Dieses Lied ist eine Hommage an Javier Heraud. Ich kannte ihn persönlich. Er war fröhlich und voll Leben. Eines Tages verschwand er plötzlich. Niemand wusste etwas, seine Familie, seine Freunde, und plötzlich erfuhren wir, dass er in Madre de Dios erschossen worden war. Danach haben wir Künstler uns viele Fragen gestellt. Ich sah damals sehr zu den Dichtern auf, ich sprach gern mit ihnen. Denn sie standen für die Rebellion und gegen alles Etablierte. Ich bewunderte sie und bewundere sie bis heute. Javier Heraud war einer von ihnen.
Wie würdest du deine letzte Produktion beschreiben?

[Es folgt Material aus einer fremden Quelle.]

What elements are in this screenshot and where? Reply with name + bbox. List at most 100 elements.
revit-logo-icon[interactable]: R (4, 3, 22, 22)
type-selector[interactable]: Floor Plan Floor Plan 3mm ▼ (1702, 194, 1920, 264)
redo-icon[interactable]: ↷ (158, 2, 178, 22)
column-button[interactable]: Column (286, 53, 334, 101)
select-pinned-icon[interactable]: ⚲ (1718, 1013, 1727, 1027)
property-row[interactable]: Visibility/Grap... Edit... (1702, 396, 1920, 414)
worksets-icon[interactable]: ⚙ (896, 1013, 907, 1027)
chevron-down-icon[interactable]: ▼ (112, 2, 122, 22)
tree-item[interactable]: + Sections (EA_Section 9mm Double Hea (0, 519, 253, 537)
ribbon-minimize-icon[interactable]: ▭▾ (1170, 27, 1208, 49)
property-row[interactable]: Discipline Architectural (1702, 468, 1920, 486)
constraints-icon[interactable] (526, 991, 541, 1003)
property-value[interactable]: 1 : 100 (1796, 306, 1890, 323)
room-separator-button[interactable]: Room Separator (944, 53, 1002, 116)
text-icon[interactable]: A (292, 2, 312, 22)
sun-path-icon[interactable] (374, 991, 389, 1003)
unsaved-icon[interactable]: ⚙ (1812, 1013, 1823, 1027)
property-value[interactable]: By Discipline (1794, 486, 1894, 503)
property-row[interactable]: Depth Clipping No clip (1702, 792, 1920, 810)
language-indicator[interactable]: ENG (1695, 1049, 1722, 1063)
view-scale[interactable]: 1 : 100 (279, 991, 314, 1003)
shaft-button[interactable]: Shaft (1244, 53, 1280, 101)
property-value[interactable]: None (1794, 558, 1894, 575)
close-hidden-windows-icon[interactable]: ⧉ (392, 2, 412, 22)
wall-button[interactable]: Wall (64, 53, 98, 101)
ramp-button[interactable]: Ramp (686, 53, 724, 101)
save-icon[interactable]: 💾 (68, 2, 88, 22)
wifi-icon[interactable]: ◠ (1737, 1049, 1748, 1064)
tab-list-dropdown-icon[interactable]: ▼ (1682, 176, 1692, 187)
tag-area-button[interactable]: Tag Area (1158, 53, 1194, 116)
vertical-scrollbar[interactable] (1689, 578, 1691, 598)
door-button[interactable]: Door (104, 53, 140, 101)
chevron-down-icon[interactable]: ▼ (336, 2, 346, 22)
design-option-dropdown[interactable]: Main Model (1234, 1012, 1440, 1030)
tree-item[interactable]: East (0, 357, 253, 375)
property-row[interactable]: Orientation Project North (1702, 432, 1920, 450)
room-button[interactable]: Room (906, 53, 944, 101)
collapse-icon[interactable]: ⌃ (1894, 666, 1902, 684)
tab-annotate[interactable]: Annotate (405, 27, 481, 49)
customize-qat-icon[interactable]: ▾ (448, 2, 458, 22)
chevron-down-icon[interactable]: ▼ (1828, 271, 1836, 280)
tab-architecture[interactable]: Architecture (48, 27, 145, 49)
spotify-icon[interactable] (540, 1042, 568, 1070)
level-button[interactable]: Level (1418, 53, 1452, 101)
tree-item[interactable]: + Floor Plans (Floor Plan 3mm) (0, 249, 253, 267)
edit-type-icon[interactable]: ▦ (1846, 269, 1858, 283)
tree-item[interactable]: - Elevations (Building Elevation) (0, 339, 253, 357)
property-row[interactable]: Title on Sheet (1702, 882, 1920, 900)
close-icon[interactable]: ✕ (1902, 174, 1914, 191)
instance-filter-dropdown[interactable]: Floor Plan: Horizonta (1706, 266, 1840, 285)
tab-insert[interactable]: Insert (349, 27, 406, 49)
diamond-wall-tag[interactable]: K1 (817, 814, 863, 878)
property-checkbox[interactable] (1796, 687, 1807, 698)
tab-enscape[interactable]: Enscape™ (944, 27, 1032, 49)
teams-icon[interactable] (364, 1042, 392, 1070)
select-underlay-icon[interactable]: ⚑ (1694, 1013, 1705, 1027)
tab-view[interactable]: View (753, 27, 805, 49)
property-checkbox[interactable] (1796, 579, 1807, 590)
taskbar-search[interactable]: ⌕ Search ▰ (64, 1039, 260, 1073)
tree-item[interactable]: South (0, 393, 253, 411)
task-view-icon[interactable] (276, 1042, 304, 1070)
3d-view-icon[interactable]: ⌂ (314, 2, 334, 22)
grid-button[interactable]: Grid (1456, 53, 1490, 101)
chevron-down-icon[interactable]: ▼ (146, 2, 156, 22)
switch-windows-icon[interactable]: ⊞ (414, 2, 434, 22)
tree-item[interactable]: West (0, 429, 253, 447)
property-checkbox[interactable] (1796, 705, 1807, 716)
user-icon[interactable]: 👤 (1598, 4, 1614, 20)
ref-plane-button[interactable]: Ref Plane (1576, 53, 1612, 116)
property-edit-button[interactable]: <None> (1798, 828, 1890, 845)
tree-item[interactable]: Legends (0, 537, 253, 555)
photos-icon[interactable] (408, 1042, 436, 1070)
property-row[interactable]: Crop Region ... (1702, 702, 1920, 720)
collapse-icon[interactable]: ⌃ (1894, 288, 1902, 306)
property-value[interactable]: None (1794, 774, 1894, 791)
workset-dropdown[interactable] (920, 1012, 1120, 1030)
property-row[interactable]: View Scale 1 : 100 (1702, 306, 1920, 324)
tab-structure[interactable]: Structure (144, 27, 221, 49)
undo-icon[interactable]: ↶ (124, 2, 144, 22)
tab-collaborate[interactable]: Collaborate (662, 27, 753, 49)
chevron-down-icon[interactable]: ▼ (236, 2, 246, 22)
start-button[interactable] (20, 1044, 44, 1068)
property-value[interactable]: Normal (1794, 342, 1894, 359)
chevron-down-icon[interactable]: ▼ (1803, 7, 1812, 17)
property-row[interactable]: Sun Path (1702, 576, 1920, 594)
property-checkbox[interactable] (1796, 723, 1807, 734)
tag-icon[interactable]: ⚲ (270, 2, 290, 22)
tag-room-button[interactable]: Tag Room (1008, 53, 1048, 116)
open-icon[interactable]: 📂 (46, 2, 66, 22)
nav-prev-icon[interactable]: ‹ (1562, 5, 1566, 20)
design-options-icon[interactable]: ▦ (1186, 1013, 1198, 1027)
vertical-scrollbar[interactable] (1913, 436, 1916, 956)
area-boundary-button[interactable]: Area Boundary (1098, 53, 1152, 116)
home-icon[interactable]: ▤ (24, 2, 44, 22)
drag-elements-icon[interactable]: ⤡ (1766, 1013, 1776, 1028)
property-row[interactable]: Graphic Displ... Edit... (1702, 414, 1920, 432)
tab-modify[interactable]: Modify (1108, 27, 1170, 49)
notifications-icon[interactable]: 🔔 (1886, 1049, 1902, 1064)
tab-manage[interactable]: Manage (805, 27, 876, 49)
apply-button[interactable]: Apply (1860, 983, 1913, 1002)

Espírituvivo besteht aus verschiedenen Elementen, als hätte man zwei Temperamente vereint, die eigentlich sehr verschieden sind: Unsere afroperuanische Musik und die von zwei Jazzmusikern denen unsere Musik sehr gefallen hat. Seit der zweiten Platte, Eco de Sombras, haben wir sie immer wieder eingeladen, aber diesmal wollten wir richtig alle zusammenarbeiten. Wir trafen uns also mit Marc Ribot und John Medeski in New York und haben endlos geprobt um zusammenzuwachsen. Und dann kam plötzlich der 11. September. Am 12. fingen wir an aufzunehmen. Es war schrecklich. All das nahm uns sehr mit. Wir hatten schon mal Ähnliches erlebt. Es war, als würden wir um Jahre zurückgeworfen, in die Zeit als wir von zu Hause weggegangen waren ohne zu wissen, ob wir je zurückkehren würden. Deswegen und auf diese Weise verstehen wir das, was nun in Israel und in Palästina geschieht und das, was auf dem Balkan geschah. Trotzdem schmerzt es uns, dass Intoleranz immer wieder mit noch mehr Intoleranz beantwortet wird. Die Führungsschicht der Welt ist schlecht. Als wir in jenen Tagen aufnahmen gab uns die Musik Kraft, um zu uns selbst zurückzufinden. Ich hatte schon acht Monate vorher das Gedicht „Si me quitaran todo“ (Wenn sie mir alles wegnähmen) von Alejandro Romualdo ausgewählt, und wir nahmen es am 12. September auf. Wir hatten das Gefühl, das Gedicht sei gerade erst geschrieben worden. Oder in einem anderen dieser schwierigen Momente in der Welt. Dieses Gedicht, dass davon spricht, wie man alles verliert und am Ende doch Liebe und Hoffnung bleiben.